Ok, so the summer is here and it's been pretty quiet. So what does a self-employed lobbyist do during the off-months?

I've been having a few meetings with legislators for clients, meeting with potential new clients, meeting with staff and other interested parties.

Since Indiana's session of the General Assembly doesn't start again until January, it's really about setting things up for next year at this point. Since we had a special session that lasted until the end of June, I've pretty much been staying out of legislators hair. However, this week, I've started setting meetings up for August & beyond.

Legislators are regular folks (for the most part). They want to have some down time as well. I've also found that when you do want to visit with them, they appreciate it when you take the time to go visit with them in their districts.

So I'll be putting a few miles on the Tacoma over the next few months as summer morphs into fall.

If anyone stumbles across this blog and has questions, feel free to drop me a note ( and I'll respond to your inquiry.

Summer sure is swell, but I'm looking forward to ramping up again for next year.

Wednesday, July 1, 2009

unrelated posting

Ok, not directly related to lobbying, but I just thought I'd like to say it publicly.

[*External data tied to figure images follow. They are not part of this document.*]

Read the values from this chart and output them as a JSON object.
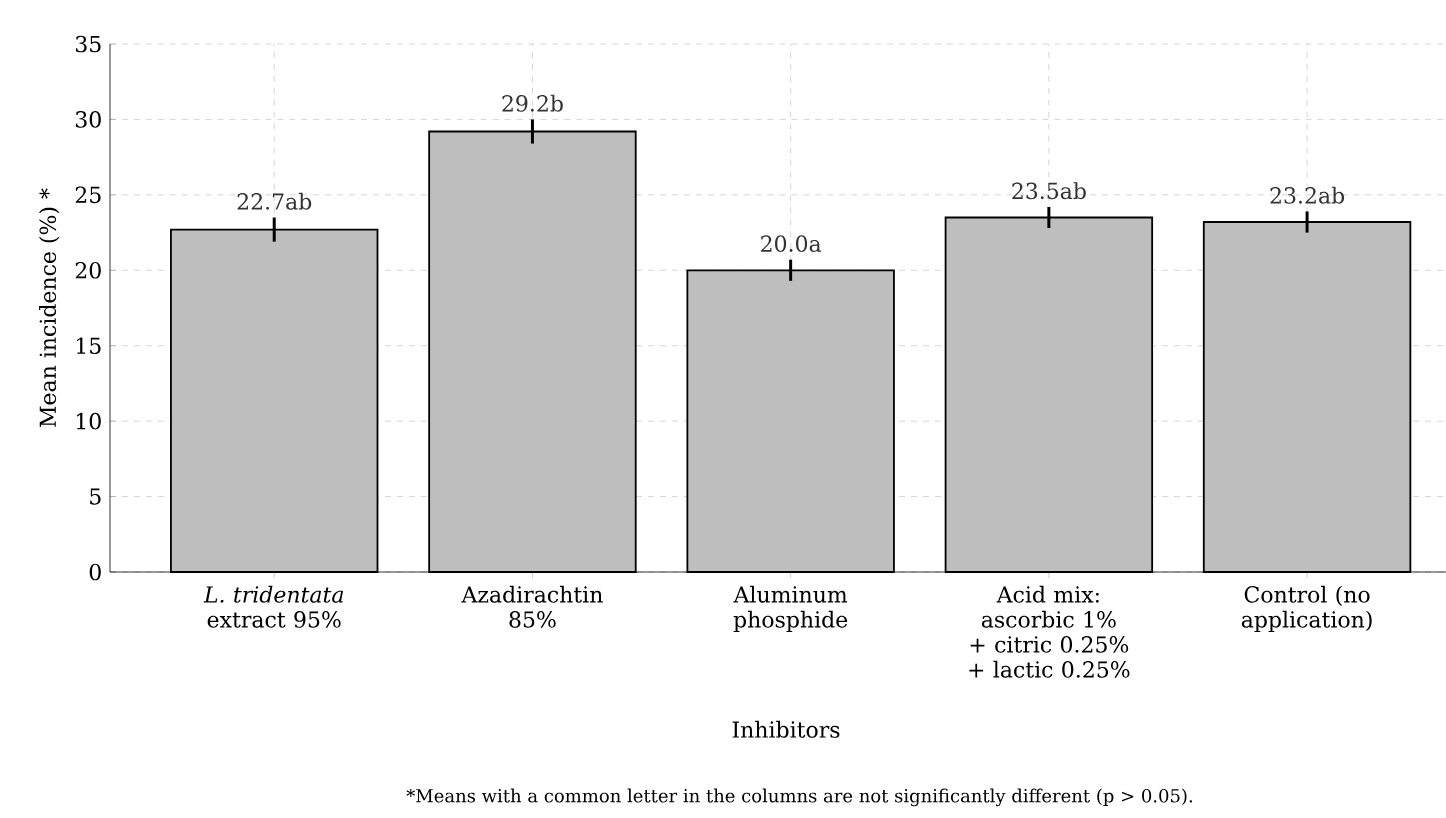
{
  "chart_data": {
    "type": "bar",
    "categories": [
      "*L. tridentata* extract 95%",
      "Azadirachtin 85%",
      "Aluminum phosphide",
      "Acid mix: ascorbic 1% + citric 0.25% + lactic 0.25%",
      "Control (no application)"
    ],
    "values": [
      22.7,
      29.2,
      20.0,
      23.5,
      23.2
    ],
    "errors": [
      0.8,
      0.8,
      0.7,
      0.7,
      0.7
    ],
    "value_labels": [
      "22.7ab",
      "29.2b",
      "20.0a",
      "23.5ab",
      "23.2ab"
    ],
    "color": "#bebebe",
    "xlabel": "Inhibitors",
    "ylabel": "Mean incidence (%) *",
    "ylim": [
      0,
      35
    ],
    "yticks": [
      0,
      5,
      10,
      15,
      20,
      25,
      30,
      35
    ],
    "grid": true,
    "annotations": [
      "*Means with a common letter in the columns are not significantly different (p > 0.05)."
    ]
  }
}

Last year, when there were massive floods and mother nature's wrath in Indiana, I was fortunate enough to volunteer at disaster recovery sites throughout the state. I saw the good and the bad in people, but I wanted to take this platform to just say that if someone is considering a donation to either the Red Cross or the Salvation Army, my strong feelings are that the salvation army is the better of the two.

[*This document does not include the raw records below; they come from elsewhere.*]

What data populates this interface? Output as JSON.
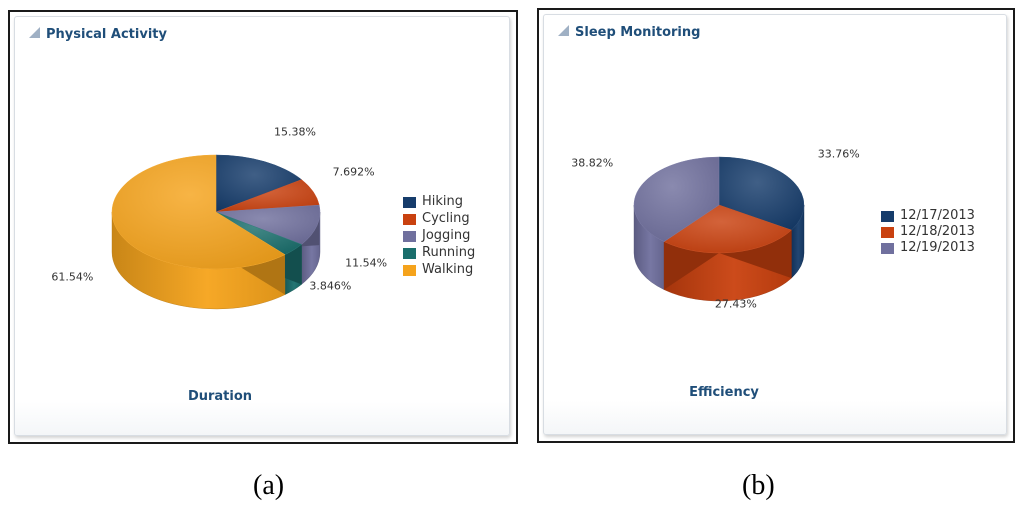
{
  "panels": [
    {
      "title": "Physical Activity",
      "caption": "(a)",
      "chart_subtitle": "Duration",
      "legend": [
        "Hiking",
        "Cycling",
        "Jogging",
        "Running",
        "Walking"
      ]
    },
    {
      "title": "Sleep Monitoring",
      "caption": "(b)",
      "chart_subtitle": "Efficiency",
      "legend": [
        "12/17/2013",
        "12/18/2013",
        "12/19/2013"
      ]
    }
  ],
  "chart_data": [
    {
      "type": "pie",
      "title": "Physical Activity",
      "subtitle": "Duration",
      "categories": [
        "Hiking",
        "Cycling",
        "Jogging",
        "Running",
        "Walking"
      ],
      "values": [
        15.38,
        7.692,
        11.54,
        3.846,
        61.54
      ],
      "labels": [
        "15.38%",
        "7.692%",
        "11.54%",
        "3.846%",
        "61.54%"
      ],
      "colors": [
        "#163c6b",
        "#c9410f",
        "#70709e",
        "#1a6e6c",
        "#f5a31c"
      ],
      "legend_position": "right"
    },
    {
      "type": "pie",
      "title": "Sleep Monitoring",
      "subtitle": "Efficiency",
      "categories": [
        "12/17/2013",
        "12/18/2013",
        "12/19/2013"
      ],
      "values": [
        33.76,
        27.43,
        38.82
      ],
      "labels": [
        "33.76%",
        "27.43%",
        "38.82%"
      ],
      "colors": [
        "#163c6b",
        "#c9410f",
        "#70709e"
      ],
      "legend_position": "right"
    }
  ]
}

I'm not affiliated in any way, shape or form with either group, but I saw them in action. The reason I say the Salvation Army is the better of the two is simply that they were local residents volunteering their time, while the Red Cross workers were all flown in to work at the sites. Admittedly, both were doing positive things for the communities, but it just doesn't seem to make ANY financial sense for a charitable organization to fly people in from around the country, put them up in hotels, and give them stipends, when you have people locally who can do the same thing. Taking it even a step further, the Red Cross also did the same thing for college students to help unload their trucks, planes, etc. Rather than hiring local kids, the Red Cross spent funds on flying people in.

I know it's trivial and definitely not related to lobbying, but I just was reminded of the two groups and needed to put this out there for anyone that stumbles upon this article.